Weibliche Genitalverstümmelung

Weibliche Genitalverstümmelung (englisch female genital mutilation, kurz FGM), weibliche Genitalbeschneidung (englisch female genital cutting, kurz FGC) oder Verstümmelung weiblicher Genitalien bezeichnet die teilweise oder vollständige Amputation beziehungsweise Beschädigung der äußeren weiblichen Geschlechtsorgane ohne medizinische Indikation. Diese Praktiken werden von den Ausübenden überwiegend aus der Tradition heraus begründet. Durch Studien dokumentierte Hauptverbreitungsgebiete sind das westliche und nordöstliche Afrika sowie der Jemen, der Irak, Indonesien und Malaysia. Weil das Thema gesellschaftlich tabuisiert ist, ist aber von einer erheblich größeren Verbreitung auszugehen. Es wird geschätzt, dass weltweit etwa 200 Millionen beschnittene Mädchen und Frauen leben und jährlich etwa drei Millionen Mädchen, meist unter 15 Jahren, eine Genitalverstümmelung erleiden. Im Jahr 2021 erklärten UNICEF-Exekutivdirektorin Henrietta Fore und UNFPA-Exekutivdirektorin Dr. Natalia Kanem anlässlich des Internationalen Tages gegen weibliche Genitalverstümmelung, dass aufgrund der Covid-19-Pandemie in den nächsten zehn Jahren rund zwei Millionen Mädchen und Frauen zusätzlich von Genitalverstümmelung betroffen sein könnten, weil während der Pandemie Schulen geschlossen und Präventionsprogramme unterbrochen worden seien.

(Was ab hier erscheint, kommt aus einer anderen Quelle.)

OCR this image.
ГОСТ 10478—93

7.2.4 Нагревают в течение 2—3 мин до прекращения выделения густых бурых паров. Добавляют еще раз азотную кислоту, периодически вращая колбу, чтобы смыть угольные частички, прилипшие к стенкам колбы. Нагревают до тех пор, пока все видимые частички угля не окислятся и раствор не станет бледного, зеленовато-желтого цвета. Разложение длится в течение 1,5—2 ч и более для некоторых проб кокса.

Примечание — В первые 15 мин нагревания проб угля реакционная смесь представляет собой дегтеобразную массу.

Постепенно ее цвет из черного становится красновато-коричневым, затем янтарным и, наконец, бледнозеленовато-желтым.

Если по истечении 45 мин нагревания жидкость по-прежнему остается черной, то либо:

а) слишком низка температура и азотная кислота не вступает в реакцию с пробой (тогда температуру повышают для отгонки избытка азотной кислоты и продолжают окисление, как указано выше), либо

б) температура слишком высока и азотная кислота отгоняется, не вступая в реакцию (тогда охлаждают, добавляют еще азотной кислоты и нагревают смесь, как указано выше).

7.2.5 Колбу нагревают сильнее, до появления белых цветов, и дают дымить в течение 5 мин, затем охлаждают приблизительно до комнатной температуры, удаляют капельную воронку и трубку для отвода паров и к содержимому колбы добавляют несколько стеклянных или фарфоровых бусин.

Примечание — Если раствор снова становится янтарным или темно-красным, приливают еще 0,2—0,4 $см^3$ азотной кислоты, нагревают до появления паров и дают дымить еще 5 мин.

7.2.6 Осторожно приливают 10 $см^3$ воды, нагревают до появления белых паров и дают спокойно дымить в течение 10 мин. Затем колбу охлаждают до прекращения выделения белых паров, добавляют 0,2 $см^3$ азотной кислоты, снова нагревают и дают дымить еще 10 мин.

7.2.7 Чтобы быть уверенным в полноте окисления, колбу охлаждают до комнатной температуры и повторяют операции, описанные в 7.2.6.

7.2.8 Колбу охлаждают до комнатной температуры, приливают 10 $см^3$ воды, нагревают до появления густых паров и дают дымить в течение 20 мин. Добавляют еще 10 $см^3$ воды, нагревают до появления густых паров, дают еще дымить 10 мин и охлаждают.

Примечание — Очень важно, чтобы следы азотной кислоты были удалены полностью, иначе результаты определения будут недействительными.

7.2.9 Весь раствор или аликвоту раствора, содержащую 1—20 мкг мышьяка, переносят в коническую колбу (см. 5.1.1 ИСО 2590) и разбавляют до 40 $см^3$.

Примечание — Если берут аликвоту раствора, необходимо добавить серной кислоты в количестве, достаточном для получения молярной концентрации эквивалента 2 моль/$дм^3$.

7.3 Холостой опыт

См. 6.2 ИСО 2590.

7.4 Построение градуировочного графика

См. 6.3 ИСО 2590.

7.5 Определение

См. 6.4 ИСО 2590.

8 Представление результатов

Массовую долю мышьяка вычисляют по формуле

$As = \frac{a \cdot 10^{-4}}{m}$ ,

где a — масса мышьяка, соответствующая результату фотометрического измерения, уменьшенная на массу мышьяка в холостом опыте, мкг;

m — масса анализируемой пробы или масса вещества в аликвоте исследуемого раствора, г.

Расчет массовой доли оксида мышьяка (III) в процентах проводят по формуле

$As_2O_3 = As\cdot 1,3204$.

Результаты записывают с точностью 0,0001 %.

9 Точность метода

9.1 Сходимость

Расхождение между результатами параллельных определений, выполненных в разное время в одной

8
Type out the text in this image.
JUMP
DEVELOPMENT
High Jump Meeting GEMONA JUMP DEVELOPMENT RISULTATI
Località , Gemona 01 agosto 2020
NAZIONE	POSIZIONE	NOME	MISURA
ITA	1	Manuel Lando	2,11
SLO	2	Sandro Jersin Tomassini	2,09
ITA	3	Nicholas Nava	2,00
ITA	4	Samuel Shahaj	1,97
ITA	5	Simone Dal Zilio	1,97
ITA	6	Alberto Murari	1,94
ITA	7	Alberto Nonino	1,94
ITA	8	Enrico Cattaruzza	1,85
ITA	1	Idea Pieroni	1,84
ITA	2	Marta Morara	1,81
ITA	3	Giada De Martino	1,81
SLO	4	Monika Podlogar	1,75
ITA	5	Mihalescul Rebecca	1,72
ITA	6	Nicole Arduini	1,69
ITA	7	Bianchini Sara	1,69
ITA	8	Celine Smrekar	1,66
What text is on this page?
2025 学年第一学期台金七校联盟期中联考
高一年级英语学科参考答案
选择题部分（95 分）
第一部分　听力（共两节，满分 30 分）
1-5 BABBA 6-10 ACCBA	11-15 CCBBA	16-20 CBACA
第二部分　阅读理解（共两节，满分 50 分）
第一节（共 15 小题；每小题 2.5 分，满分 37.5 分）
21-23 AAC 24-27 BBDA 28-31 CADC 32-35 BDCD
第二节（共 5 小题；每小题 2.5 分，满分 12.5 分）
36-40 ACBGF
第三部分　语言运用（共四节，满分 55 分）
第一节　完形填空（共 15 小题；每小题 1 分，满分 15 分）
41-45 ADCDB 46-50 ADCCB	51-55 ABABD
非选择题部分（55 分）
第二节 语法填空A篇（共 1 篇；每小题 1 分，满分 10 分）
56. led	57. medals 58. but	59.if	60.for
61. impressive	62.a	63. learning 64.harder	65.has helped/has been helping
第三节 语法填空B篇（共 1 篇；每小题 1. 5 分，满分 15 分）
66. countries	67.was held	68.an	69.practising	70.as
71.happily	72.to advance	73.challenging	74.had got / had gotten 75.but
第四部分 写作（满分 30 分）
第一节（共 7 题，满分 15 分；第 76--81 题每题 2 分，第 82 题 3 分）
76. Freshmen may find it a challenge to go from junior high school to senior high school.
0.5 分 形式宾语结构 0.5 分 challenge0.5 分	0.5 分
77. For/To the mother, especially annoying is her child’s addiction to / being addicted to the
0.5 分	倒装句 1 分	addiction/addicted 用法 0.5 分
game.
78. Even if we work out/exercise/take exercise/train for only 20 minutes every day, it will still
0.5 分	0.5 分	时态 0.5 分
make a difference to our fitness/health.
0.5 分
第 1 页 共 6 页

FGM/FGC wird an Mädchen ab dem Säuglingsalter vorgenommen, in den meisten Fällen vor Beginn oder während der Pubertät. Sie wird ohne medizinische Begründung und zum Großteil unter unhygienischen Bedingungen, ohne Betäubung und von medizinisch nicht geschultem Personal oft mit Rasierklingen, Glasscherben u. ä. durchgeführt. So ist sie meist mit starken Schmerzen verbunden, kann schwere gesundheitliche körperliche und psychische Schäden verursachen und führt nicht selten zum Tod. Nach Schätzungen der Weltgesundheitsorganisation (WHO) sterben 25 Prozent der Mädchen und Frauen während des Eingriffs oder an seinen Folgen.

FGM/FGC steht seit Langem in der Kritik von Frauen-, Kinder- und Menschenrechtsorganisationen vieler Länder. Sowohl internationale staatliche Organisationen wie die Vereinten Nationen, UNICEF, UNIFEM und die Weltgesundheitsorganisation (WHO) als auch nichtstaatliche Organisationen wie Amnesty International, Terre des Femmes, TARGET oder Plan International wenden sich gegen die Genitalbeschneidung und stufen sie als Verletzung des Menschenrechts auf körperliche Unversehrtheit ein, auf die mit dem Internationalen Tag gegen weibliche Genitalverstümmelung, der seit 2003 jährlich am 6. Februar stattfindet, aufmerksam gemacht werden soll.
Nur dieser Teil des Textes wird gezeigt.